Elbow Dislocations and Fractures

Understanding Your Injury and the Road to Healing

Elbow dislocations and fractures are significant injuries that occur when the bones of the elbow are forced out of their normal alignment. These injuries can happen to anyone but are most commonly seen after falls, sports injuries, or accidents. Understanding these conditions can help in recognizing the severity of an elbow injury and the importance of seeking prompt medical care.

An elbow dislocation happens when the bones that make up the elbow joint are forced apart, typically due to a strong impact or fall onto an outstretched hand. This can cause the elbow to look deformed, and there will be a noticeable inability to move the joint. Pain is immediate and can be quite severe.

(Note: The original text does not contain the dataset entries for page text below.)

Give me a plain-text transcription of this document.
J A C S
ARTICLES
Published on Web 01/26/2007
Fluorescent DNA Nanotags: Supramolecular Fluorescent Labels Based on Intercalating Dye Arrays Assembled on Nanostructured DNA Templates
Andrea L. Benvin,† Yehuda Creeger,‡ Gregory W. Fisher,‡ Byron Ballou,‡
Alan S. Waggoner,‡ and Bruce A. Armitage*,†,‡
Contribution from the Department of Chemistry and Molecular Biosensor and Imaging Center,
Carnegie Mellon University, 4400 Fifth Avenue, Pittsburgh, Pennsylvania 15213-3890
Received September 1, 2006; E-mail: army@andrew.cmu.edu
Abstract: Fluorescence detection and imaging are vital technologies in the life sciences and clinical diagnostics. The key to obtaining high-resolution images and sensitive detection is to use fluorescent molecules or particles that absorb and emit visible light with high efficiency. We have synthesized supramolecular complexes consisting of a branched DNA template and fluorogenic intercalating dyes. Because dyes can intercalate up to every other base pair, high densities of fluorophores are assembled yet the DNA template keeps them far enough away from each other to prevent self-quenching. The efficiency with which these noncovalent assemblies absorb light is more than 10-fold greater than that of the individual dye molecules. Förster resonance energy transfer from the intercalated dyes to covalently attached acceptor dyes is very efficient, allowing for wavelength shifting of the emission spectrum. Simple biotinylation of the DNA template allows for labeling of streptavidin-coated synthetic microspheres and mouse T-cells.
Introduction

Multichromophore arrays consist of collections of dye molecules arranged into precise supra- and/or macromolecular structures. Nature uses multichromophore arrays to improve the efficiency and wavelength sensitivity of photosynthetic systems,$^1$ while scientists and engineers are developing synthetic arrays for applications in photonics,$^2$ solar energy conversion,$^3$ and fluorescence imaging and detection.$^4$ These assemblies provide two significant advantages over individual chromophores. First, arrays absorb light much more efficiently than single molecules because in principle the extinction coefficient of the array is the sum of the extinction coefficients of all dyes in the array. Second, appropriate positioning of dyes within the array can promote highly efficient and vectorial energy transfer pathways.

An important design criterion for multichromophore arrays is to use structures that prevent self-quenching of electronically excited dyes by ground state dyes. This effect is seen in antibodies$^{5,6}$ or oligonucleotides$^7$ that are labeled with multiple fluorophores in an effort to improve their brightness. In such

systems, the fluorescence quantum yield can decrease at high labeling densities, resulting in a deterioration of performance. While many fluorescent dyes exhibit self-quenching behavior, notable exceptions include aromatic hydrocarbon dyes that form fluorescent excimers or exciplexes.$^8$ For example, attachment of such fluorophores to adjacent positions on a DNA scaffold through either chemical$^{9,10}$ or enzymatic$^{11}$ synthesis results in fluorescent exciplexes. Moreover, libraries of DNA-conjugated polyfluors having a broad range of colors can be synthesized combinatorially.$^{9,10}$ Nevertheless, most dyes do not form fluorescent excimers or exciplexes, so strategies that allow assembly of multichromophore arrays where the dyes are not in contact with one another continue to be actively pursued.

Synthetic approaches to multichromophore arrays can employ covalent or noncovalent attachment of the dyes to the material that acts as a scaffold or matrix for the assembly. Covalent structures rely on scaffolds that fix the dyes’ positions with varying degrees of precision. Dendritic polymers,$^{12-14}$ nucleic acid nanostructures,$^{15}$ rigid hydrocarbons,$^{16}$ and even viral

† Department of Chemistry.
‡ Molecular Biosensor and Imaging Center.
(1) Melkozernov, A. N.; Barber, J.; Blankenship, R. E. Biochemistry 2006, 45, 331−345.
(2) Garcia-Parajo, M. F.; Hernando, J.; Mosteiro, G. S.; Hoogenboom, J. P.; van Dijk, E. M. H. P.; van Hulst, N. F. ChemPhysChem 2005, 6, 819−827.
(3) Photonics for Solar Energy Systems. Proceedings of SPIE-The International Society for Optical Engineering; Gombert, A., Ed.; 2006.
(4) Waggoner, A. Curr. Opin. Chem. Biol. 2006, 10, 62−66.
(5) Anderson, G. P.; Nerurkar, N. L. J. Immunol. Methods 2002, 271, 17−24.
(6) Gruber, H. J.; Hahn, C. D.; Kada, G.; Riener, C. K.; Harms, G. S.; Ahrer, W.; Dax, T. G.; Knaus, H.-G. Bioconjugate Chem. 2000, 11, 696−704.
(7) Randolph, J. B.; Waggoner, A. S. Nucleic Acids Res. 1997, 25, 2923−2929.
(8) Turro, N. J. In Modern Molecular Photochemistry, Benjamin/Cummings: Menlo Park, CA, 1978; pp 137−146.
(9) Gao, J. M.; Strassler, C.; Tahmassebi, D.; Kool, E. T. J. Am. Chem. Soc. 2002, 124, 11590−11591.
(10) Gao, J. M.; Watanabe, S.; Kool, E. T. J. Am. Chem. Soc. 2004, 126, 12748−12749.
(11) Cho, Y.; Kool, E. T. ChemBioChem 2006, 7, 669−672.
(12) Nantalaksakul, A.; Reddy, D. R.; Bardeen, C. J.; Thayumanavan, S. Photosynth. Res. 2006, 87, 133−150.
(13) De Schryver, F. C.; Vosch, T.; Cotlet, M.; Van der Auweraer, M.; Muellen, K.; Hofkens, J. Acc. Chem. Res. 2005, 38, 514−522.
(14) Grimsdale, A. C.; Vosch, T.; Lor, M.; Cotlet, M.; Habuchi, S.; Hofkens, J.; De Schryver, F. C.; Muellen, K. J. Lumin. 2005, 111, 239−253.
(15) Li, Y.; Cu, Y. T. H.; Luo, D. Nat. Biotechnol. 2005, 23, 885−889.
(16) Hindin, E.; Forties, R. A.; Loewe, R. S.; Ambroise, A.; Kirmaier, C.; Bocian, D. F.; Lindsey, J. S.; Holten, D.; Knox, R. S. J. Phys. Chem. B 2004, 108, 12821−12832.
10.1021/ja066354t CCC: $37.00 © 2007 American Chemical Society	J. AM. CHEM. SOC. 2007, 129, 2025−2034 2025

Fractures involve a break in one or more of the bones forming the elbow joint—the humerus (upper arm bone), ulna, or radius (the two forearm bones). Like dislocations, fractures are often the result of trauma and are accompanied by sharp pain, swelling, bruising, and an obvious deformity in more severe cases.

Symptoms for both dislocations and fractures include intense pain, swelling, bruising, and a visible deformity or inability to use the elbow normally. It’s crucial not to try and “reset” a dislocated elbow or a fracture oneself, as this can cause further damage.

We Can Help
Diagnosis typically involves a physical examination and imaging tests like X-rays or CT scans to determine the extent of the injury. Treatment varies depending on the severity and type of injury but may include immobilization with a splint or cast, pain management, and sometimes surgery to realign the bones and repair any associated damage to ligaments and tendons.

Recovery often involves physical therapy to restore function, strength, and flexibility to the elbow. With proper treatment and rehabilitation, most people can return to their normal activities, although recovery times can vary based on the injury’s severity and the individual’s overall health.

Prompt medical attention for elbow dislocations and fractures is crucial to ensure proper healing and to minimize the risk of complications, such as stiffness or chronic instability in the joint.